Melepaskannya, aku mengamati wajah adik ku, menyeka air mata yang mengalir di pipinya.
"Gadis kecil. Kakak akan pergi sebentar, tapi aku akan kembali. Aku merasa jauh lebih baik karena kita memiliki seseorang yang kuat seperti adik ku di sini untuk melindungi rumah ini."
"Ya!" ia menyahut dengan penuh semangat, matanya dipenuhi dengan tekad yang baru.
Sambil menepuk-nepuk kepalanya, aku memberikan pelukan terakhir kepada Ibu dan Ayah.
"Kami akan merindukan kalian. Jangan lupa untuk menyimpan cincin itu di jarimu, ya?" Ibu memeluk ku dengan erat.

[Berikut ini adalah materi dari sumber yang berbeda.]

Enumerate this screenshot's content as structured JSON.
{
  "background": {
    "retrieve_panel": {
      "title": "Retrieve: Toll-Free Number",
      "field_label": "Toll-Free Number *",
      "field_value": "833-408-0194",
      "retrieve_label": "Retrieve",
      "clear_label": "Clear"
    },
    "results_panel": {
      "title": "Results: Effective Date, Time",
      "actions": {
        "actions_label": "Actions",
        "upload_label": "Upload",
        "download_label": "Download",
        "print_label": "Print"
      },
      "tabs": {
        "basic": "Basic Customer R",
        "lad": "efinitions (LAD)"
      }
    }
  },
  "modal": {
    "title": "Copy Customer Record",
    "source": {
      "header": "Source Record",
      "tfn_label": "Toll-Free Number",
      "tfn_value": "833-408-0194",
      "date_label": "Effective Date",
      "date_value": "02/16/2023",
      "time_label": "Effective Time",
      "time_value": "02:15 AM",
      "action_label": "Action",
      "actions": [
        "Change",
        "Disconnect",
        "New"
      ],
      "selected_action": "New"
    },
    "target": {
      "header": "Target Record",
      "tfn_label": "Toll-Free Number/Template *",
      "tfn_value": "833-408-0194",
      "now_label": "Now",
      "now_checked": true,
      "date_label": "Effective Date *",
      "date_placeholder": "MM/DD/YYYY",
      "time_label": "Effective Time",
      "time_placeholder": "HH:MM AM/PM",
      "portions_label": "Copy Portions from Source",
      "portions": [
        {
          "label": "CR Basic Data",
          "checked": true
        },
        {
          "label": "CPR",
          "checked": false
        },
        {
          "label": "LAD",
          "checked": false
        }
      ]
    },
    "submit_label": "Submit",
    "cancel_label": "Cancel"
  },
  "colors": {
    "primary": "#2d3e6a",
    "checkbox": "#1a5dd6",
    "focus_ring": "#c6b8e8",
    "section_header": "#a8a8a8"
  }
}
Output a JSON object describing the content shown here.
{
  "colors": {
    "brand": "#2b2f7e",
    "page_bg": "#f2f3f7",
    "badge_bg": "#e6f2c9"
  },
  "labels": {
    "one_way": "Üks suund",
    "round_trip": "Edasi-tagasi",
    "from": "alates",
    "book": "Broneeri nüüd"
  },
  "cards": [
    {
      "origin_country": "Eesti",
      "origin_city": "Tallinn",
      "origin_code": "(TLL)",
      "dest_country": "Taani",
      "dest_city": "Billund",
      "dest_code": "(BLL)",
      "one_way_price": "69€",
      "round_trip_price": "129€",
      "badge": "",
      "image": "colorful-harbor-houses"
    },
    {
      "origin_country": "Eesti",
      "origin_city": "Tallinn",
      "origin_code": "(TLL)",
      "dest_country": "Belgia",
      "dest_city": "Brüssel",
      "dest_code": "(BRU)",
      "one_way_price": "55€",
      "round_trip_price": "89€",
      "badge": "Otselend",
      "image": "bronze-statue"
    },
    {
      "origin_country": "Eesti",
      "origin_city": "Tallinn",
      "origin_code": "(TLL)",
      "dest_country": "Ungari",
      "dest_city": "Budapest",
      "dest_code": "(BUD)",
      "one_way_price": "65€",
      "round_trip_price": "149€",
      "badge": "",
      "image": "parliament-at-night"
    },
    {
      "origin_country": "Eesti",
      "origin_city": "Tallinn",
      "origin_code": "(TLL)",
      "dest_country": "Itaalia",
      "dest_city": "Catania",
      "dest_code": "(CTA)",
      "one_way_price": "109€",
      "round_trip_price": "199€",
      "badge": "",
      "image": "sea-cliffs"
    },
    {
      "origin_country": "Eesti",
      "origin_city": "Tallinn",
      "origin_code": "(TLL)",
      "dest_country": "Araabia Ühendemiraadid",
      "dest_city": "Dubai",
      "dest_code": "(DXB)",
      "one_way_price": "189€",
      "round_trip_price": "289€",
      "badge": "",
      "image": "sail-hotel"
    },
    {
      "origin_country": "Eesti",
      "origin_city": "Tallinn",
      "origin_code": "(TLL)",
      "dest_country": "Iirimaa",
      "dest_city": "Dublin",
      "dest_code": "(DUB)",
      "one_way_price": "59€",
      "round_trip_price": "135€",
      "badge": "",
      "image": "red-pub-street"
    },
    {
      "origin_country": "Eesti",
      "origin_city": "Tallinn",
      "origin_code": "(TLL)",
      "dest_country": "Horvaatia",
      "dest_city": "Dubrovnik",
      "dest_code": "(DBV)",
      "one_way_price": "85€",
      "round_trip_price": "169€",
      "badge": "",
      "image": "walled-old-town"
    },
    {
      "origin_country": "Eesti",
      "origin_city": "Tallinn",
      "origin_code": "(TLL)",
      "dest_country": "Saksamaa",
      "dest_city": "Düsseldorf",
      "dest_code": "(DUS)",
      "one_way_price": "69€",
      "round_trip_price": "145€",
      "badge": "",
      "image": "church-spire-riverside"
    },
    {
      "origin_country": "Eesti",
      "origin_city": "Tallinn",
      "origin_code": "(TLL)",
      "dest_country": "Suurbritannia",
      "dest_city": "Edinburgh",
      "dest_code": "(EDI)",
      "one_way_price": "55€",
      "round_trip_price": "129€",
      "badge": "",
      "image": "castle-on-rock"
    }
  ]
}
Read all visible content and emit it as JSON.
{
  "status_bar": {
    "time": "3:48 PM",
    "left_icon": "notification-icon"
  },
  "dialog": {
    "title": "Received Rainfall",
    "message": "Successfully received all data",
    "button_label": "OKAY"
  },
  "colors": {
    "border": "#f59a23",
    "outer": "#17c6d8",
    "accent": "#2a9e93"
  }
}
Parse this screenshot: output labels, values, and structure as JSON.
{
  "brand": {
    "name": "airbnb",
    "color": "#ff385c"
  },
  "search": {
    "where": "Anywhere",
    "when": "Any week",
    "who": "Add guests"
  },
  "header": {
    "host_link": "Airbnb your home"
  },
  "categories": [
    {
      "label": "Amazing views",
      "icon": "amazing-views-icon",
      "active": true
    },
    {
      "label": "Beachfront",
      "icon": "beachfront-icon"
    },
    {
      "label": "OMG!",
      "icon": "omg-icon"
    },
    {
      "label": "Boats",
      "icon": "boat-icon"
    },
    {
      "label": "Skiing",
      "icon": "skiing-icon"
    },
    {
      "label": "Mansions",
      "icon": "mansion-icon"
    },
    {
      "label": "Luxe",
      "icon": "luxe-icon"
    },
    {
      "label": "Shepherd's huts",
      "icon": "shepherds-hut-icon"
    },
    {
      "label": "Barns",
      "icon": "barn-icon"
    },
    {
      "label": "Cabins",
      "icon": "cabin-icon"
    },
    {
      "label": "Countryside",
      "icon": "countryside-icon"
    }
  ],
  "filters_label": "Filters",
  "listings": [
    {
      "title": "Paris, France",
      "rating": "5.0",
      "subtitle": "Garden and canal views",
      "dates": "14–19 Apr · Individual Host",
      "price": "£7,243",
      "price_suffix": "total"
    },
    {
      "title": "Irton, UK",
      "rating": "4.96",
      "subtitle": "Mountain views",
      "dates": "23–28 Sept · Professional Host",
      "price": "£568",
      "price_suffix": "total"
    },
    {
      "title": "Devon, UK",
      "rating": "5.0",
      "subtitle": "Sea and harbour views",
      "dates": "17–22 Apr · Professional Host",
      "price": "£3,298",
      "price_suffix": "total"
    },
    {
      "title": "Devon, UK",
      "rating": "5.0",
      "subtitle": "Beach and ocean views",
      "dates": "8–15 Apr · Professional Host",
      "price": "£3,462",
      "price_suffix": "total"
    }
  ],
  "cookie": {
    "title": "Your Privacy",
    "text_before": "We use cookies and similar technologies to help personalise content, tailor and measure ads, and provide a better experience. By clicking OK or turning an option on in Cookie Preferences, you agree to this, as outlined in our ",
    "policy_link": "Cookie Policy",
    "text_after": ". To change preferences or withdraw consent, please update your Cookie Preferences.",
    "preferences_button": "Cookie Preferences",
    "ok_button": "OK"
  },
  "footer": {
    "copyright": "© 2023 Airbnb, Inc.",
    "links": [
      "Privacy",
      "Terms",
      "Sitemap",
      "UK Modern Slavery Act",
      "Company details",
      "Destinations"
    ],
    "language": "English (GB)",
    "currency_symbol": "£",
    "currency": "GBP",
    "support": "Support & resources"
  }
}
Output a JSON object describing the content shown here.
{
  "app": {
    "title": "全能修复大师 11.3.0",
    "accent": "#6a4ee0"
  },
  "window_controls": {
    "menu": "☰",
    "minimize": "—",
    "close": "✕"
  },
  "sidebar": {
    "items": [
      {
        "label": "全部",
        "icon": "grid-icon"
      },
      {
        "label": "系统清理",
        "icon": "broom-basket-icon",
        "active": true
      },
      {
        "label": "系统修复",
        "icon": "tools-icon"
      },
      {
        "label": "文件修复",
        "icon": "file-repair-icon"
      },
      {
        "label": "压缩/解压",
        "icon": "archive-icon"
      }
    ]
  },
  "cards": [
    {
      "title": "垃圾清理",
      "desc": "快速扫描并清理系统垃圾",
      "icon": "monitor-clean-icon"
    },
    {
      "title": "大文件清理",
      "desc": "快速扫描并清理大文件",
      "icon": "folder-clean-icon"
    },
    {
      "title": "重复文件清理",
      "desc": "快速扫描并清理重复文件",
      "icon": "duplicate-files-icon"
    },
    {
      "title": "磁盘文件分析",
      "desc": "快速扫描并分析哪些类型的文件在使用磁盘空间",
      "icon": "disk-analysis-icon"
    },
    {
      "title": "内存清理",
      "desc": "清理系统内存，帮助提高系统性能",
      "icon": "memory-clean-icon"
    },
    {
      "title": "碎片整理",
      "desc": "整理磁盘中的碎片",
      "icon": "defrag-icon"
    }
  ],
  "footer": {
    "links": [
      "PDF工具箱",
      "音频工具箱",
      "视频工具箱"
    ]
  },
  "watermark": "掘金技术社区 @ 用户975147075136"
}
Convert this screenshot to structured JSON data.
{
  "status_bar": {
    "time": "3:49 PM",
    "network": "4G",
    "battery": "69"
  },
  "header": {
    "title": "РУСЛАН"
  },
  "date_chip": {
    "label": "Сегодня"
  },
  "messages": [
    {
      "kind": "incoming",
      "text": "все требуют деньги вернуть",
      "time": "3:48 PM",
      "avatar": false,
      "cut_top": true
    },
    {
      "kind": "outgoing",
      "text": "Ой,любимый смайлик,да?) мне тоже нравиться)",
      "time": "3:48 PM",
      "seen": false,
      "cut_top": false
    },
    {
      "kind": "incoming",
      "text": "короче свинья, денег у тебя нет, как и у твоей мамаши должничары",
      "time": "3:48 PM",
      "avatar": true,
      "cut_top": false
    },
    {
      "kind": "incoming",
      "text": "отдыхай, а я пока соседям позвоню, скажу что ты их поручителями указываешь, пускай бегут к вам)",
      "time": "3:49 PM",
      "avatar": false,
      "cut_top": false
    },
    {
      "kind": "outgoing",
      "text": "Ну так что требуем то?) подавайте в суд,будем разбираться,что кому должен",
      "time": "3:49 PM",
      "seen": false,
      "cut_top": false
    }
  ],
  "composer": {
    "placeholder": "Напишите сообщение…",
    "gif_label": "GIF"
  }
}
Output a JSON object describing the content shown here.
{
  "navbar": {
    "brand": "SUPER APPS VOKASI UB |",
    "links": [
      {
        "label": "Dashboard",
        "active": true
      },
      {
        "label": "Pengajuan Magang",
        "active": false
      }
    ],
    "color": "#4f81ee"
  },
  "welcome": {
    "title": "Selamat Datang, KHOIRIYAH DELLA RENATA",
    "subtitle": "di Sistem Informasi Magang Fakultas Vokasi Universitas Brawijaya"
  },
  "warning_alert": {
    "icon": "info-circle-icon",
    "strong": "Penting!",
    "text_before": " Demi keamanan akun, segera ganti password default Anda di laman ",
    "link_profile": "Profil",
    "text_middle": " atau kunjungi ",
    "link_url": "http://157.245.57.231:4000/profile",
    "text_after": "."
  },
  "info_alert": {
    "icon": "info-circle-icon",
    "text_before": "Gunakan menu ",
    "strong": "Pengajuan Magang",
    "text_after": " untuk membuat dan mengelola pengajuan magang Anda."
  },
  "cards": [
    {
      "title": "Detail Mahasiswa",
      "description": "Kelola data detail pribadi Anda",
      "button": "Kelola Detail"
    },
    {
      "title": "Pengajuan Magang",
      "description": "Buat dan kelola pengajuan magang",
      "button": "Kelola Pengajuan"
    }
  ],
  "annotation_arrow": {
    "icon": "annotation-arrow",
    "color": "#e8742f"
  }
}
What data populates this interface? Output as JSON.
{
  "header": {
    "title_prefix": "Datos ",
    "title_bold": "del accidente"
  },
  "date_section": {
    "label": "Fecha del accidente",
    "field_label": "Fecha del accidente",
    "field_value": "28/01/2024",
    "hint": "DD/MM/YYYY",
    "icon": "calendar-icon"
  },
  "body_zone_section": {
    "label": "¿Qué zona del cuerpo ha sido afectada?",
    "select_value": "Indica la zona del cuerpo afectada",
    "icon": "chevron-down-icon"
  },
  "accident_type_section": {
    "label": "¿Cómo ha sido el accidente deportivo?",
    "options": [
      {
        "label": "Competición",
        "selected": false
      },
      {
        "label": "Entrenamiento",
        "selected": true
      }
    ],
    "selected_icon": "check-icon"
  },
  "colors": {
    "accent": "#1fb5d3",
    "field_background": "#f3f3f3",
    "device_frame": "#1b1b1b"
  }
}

"Tetaplah berhati-hati dan ketahui batasanmu, Arthur." Ayah meletakkan tangannya di pundakku dan menatapku, menunggu jawaban.
Ketahuilah batas-batasku, aku mengulangi pada diri sendiri, memberikan anggukan tegas pada ayah.
Setelah perpisahan itu selesai, aku berjalan menuruni tangga depan menuju tempat Jasmine menunggu.
Aku melambaikan tangan untuk perpisahan terakhir, memberi isyarat kepada adik ku, yang melambaikan kedua tangannya sambil menggigit bibirnya agar tidak menangis, untuk menghiburnya.
"Ayo, Jasmine," kata ku sambil mengenakan topeng dan mantel.
Dia menjawab dengan anggukan singkat saat kami mulai menuju pusat kota menuju Aula Guild Petualang.
____________________________________________________
Aula Guild tidak seperti yang ku bayangkan. Bayangan tentang sebuah tempat yang penuh dengan preman yang duduk mengelilingi meja kayu sambil menenggak bir adalah apa yang ku pikirkan. Sebaliknya, ini adalah sebuah bangunan yang penuh dengan gengsi dan kemewahan. Sebuah bangunan marmer menjulang tinggi di atas kami seperti sebuah museum yang sakral. Begitu masuk ke dalam, terlihat jelas jumlah pekerjaan yang telah dilakukan untuk mendesain interior yang rumit. Ada meja-meja yang terbuat dari logam di mana aku bisa melihat para petualang lain yang melirik kami. Seluruh tempat ini memiliki suasana kemewahan yang tidak cocok untuk ku, apalagi beberapa petualang yang tampak barbar di sini, tetapi aku hanya melanjutkan langkah.
KAMU SEDANG MEMBACA
The Beginning After the End
FantasyKing Grey memiliki kekuatan, kekayaan, dan pamor yang tak tertandingi di dunia yang dikuasai oleh kemampuan bela diri. Namun, kesepian berada di belakang mereka yang memiliki kekuatan besar. Di bawah eksterior glamor dari seorang raja yang kuat, ber...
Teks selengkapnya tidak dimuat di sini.